How bad can importance sampling be?

How bad can importance sampling be? Importance sampling is regularly used to estimate expectations or simply to reduce variance. In RL its also used to perform off-policy learning. If the approximating distribution used is poorly chosen, importance sampling can actually increase variance. In fact it’s known that the variance of the importance weights can become unbounded. Despite this being common knowledge it’s easy to be lulled into false conclusions when using importance sampling. Here’s an incredibly simple 1-d example that shows how badly wrong things can go:

Imagine that our target distribution, $P(x)$ is a zero mean 1-dimensional gaussian with unkown variance $\sigma_p$ and that our proposal distribution is ALSO a 1-dimensional zero-mean gaussian but with the wrong variance.

setup

This setting might seem like an incredibly benign one for importance sampling - the target and approximating distributions are well matched and the dimensionality is low! However, lets consider the variance of the importance weights: $W = \frac{P(x)}{Q(x)}$ :

$E_Q(W) = 1$ $E_Q(W^2) = \int dx \left(\frac{2\pi \sigma_q^2}{2 \pi \sigma_p^2} \right)} \frac{1}{\sqrt{2\pi \sigma_q^2}} e^{ -(\frac{1}{\sigma_p^2} - \frac{1}{\sigma_q^2})x^2 - \frac{x^2}{2\sigma_q^2}$

After some manipulation this gives that:

$Var(W) = \frac{\sigma_q^2}{\sigma_p \sqrt{2\sigma_q^2 - \sigma_p^2}} - 1$

which diverges as $\sigma_q \rightarrow \frac{\sigma_p}{\sqrt{2}}$ !

However, there would be nothing to stop us performing importance sampling in this case. What happens in practice if we try to estimate the normalisation of $P(x)$ (which we know to be one) when $\sigma_q$ is small enough for the variance to diverge?

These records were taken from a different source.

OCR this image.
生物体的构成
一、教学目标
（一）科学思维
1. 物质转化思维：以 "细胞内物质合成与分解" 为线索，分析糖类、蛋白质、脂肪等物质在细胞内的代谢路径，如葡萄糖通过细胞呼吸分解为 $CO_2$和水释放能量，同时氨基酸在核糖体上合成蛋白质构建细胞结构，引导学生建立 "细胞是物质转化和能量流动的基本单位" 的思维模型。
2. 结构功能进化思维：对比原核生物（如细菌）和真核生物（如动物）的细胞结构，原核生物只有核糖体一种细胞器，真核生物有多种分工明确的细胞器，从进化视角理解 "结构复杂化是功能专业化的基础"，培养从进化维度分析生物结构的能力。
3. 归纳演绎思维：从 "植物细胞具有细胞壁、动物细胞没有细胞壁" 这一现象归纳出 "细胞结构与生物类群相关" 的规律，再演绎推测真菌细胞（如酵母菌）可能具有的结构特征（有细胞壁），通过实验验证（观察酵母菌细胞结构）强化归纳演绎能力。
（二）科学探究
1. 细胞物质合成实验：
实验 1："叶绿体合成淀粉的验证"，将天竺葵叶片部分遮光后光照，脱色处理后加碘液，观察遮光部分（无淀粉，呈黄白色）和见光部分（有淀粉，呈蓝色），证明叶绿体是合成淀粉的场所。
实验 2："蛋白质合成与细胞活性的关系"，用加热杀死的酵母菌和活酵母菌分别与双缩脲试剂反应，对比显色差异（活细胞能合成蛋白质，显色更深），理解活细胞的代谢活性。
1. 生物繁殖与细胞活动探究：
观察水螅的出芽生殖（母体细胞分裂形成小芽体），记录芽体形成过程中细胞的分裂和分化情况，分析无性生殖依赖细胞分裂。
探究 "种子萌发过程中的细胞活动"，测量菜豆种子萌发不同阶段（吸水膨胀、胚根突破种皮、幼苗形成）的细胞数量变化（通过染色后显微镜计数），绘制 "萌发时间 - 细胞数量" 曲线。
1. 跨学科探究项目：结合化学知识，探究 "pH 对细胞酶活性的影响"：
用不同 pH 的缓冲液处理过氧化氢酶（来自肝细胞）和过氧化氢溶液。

Below is the estimate for the normalisation along with it’s standard deviation for $\sigma_p=1$ and $\sigma_q$ varied between $0$ and $1$ .

mean

std

You can see that when $\sigma_q$ drops below 0.7 the estimate of the normalisation is totally wrong but the empirical standard deviation continues to be quite small even when the true variance is infinite!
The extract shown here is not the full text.